In what manner will increases of pressure affect the following equation ?
`C(s) +H_2O(g) hArr CO(g) +H_2(g)`

To analyze how an increase in pressure affects the equilibrium of the reaction: **Given Reaction:** \[ C(s) + H_2O(g) \rightleftharpoons CO(g) + H_2(g) \] **Step 1: Identify the states of the reactants and products.** - Reactants: - Carbon (C) is a solid (s). - Water vapor (H₂O) is a gas (g). - Products: - Carbon monoxide (CO) is a gas (g). - Hydrogen (H₂) is a gas (g). **Step 2: Count the number of moles of gaseous reactants and products.** - Gaseous reactants: 1 mole of H₂O - Gaseous products: 1 mole of CO + 1 mole of H₂ = 2 moles **Step 3: Calculate the change in the number of moles of gas (ΔN).** \[ \Delta N = \text{(moles of gaseous products)} - \text{(moles of gaseous reactants)} \] \[ \Delta N = 2 - 1 = 1 \] **Step 4: Apply Le Chatelier's Principle.** According to Le Chatelier's Principle, if the pressure of a system at equilibrium is increased, the equilibrium will shift in the direction that produces fewer moles of gas. **Step 5: Determine the effect of increased pressure.** Since we have: - 1 mole of gaseous reactant (H₂O) - 2 moles of gaseous products (CO and H₂) The increase in pressure will favor the side with fewer moles of gas.

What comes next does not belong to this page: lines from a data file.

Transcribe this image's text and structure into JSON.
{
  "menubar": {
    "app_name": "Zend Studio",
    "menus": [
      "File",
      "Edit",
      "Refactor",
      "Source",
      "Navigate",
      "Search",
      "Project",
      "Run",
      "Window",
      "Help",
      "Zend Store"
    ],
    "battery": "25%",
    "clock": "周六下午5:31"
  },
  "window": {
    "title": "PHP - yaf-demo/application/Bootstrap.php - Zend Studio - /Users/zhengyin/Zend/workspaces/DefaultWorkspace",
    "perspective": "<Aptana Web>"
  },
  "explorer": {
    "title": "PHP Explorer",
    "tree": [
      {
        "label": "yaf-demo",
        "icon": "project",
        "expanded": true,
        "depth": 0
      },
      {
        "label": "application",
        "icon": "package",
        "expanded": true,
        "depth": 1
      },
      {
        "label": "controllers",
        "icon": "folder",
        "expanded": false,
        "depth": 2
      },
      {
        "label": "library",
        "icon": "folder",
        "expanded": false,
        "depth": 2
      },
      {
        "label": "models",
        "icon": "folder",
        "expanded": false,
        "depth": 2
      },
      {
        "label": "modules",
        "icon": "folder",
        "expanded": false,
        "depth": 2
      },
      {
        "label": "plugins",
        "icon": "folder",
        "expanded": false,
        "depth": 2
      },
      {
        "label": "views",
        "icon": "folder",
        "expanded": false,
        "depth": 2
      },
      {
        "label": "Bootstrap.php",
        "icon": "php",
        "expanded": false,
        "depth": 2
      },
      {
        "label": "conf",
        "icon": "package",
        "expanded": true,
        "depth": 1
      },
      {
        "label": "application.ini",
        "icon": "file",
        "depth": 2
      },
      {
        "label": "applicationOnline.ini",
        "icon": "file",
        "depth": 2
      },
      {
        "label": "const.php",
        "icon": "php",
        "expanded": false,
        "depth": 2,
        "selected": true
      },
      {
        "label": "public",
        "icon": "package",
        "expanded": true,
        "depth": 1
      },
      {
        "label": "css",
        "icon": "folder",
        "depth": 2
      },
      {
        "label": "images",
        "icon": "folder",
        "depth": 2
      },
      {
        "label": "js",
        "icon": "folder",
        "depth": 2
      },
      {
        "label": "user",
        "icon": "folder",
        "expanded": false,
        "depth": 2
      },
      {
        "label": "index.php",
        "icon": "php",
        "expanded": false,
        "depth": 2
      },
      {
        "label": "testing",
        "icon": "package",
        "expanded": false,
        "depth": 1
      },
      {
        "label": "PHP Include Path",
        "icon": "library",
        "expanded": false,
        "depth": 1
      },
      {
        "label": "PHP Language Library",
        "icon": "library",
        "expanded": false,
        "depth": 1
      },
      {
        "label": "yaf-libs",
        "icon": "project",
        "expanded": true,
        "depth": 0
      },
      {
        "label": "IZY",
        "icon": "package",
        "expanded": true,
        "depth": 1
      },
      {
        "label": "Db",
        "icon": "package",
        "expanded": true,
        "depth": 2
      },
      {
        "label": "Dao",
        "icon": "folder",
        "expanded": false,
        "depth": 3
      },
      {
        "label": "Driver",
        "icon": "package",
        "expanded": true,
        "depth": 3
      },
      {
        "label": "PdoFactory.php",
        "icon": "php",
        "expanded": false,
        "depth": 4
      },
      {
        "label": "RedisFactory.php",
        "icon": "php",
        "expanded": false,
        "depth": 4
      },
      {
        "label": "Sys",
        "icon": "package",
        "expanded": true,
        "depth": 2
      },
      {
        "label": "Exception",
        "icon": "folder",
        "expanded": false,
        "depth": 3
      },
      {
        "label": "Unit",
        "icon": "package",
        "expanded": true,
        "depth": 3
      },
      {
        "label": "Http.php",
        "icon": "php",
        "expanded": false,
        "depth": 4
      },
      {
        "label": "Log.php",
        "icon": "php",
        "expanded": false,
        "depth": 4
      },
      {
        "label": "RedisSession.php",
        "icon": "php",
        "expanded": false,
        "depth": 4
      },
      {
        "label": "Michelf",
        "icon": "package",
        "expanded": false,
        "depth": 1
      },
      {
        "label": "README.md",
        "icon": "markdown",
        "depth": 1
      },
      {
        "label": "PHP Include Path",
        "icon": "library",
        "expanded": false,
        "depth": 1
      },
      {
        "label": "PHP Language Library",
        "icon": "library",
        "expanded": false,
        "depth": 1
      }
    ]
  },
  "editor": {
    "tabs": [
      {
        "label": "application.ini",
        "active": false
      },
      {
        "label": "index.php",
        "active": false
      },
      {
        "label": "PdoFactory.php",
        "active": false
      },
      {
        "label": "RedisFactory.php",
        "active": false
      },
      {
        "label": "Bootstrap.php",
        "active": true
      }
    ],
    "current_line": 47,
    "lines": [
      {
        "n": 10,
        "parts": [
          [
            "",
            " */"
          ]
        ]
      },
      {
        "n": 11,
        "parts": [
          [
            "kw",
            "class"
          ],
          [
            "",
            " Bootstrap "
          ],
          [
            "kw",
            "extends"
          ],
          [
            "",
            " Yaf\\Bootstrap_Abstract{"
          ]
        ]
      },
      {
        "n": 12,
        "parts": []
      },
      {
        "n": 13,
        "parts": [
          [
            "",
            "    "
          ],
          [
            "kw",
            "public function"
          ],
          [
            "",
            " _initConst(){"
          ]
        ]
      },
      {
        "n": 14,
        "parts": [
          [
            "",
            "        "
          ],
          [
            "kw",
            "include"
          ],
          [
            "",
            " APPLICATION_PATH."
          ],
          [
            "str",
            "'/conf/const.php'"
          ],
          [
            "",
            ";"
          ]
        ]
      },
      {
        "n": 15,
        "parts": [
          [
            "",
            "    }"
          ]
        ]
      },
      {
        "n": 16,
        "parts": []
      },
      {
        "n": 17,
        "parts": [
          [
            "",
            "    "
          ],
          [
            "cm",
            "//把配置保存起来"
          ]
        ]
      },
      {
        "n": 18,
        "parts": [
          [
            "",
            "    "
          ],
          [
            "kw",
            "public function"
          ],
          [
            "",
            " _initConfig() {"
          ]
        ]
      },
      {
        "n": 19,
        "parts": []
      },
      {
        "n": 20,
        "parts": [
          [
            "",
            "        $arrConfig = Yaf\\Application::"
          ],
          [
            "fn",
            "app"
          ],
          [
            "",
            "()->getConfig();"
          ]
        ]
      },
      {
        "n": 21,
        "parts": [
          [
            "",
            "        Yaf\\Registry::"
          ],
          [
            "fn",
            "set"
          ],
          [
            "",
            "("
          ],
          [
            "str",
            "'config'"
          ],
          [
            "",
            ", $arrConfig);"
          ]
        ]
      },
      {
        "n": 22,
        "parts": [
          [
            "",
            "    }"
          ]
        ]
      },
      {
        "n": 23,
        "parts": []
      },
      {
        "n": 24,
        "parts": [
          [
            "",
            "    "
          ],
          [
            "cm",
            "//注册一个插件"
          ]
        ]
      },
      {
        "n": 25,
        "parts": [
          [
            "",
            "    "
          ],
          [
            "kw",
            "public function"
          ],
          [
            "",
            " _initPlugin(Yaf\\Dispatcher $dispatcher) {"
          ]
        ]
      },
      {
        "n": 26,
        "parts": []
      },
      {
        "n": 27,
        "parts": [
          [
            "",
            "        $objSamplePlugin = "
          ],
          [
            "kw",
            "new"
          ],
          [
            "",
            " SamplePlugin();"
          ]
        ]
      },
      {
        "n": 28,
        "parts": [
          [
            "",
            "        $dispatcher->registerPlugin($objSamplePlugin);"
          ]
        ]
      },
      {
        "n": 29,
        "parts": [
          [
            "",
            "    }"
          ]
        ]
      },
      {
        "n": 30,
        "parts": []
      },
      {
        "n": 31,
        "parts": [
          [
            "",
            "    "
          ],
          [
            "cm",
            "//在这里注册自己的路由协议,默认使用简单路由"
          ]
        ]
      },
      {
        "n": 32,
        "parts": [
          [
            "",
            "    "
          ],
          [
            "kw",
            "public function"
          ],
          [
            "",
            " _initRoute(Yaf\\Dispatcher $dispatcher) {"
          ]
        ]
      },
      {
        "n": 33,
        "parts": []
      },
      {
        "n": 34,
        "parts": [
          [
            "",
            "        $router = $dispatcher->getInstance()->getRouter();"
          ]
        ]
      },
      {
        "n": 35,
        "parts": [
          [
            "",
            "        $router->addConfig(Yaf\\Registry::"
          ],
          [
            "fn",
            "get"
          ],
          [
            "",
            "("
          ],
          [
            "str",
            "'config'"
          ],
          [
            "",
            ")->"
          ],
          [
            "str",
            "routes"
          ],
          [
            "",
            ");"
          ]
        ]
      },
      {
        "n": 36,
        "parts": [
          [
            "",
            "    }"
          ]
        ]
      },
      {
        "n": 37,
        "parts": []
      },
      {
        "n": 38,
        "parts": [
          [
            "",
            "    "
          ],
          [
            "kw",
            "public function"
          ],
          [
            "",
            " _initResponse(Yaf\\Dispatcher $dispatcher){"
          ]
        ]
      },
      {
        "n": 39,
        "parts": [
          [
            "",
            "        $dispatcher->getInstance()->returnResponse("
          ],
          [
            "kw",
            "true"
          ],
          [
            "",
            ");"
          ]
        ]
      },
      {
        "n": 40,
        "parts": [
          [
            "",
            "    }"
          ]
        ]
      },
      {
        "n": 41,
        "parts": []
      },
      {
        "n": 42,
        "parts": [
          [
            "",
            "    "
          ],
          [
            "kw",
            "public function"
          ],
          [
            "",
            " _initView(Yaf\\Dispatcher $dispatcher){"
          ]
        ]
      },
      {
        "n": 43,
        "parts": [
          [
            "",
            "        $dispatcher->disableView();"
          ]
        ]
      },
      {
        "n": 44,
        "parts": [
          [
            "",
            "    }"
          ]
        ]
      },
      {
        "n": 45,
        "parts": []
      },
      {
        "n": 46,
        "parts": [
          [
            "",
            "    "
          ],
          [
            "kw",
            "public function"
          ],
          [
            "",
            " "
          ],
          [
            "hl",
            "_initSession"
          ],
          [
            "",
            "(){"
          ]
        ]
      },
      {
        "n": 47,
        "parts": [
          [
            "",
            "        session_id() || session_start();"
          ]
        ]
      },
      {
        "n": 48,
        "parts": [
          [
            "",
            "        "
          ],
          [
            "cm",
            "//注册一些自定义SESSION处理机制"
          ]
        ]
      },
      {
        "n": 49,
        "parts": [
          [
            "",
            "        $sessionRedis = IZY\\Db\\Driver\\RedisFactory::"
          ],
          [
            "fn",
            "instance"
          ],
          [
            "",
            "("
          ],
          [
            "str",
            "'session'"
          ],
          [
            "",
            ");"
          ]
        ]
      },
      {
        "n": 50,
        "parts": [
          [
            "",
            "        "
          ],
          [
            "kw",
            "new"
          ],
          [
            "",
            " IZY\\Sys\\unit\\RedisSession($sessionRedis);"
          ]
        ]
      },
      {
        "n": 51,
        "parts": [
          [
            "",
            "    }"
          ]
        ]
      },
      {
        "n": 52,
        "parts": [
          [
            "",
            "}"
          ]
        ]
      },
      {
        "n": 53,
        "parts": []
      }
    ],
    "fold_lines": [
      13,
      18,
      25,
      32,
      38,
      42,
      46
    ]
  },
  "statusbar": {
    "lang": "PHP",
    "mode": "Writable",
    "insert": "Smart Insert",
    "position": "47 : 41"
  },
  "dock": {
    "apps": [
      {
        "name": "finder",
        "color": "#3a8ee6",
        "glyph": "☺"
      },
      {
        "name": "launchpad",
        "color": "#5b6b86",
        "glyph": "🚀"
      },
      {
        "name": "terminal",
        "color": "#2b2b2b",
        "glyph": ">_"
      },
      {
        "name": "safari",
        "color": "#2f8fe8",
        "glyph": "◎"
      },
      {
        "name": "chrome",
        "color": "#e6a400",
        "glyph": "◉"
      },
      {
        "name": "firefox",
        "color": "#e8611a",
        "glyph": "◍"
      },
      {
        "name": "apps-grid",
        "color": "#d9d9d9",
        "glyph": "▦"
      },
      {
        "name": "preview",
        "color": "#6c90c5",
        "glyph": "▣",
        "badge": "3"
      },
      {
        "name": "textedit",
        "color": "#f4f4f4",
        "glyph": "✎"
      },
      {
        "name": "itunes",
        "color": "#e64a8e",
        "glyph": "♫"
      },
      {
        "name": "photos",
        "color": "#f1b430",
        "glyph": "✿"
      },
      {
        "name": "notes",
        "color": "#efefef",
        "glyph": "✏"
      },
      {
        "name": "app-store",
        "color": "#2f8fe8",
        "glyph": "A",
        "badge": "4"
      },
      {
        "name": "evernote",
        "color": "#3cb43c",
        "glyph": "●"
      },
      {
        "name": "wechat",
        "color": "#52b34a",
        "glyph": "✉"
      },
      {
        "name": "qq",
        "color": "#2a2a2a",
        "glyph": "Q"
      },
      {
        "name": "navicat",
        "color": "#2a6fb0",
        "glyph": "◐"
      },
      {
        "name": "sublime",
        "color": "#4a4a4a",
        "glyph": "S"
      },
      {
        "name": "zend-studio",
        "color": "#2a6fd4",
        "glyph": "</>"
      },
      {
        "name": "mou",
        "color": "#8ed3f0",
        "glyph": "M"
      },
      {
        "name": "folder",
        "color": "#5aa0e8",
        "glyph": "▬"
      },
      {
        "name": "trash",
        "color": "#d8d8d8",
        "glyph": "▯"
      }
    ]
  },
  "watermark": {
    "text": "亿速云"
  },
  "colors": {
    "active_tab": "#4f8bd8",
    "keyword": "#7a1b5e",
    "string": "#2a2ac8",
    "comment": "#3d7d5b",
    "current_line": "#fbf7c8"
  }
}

In this case, the reactant side has 1 mole of gas, while the product side has 2 moles of gas. **Conclusion:** An increase in pressure will shift the equilibrium to the left (toward the reactants), which means it will favor the formation of H₂O and solid carbon (C). **Final Answer:** The increase in pressure will shift the equilibrium in the reverse direction (toward the reactants). ---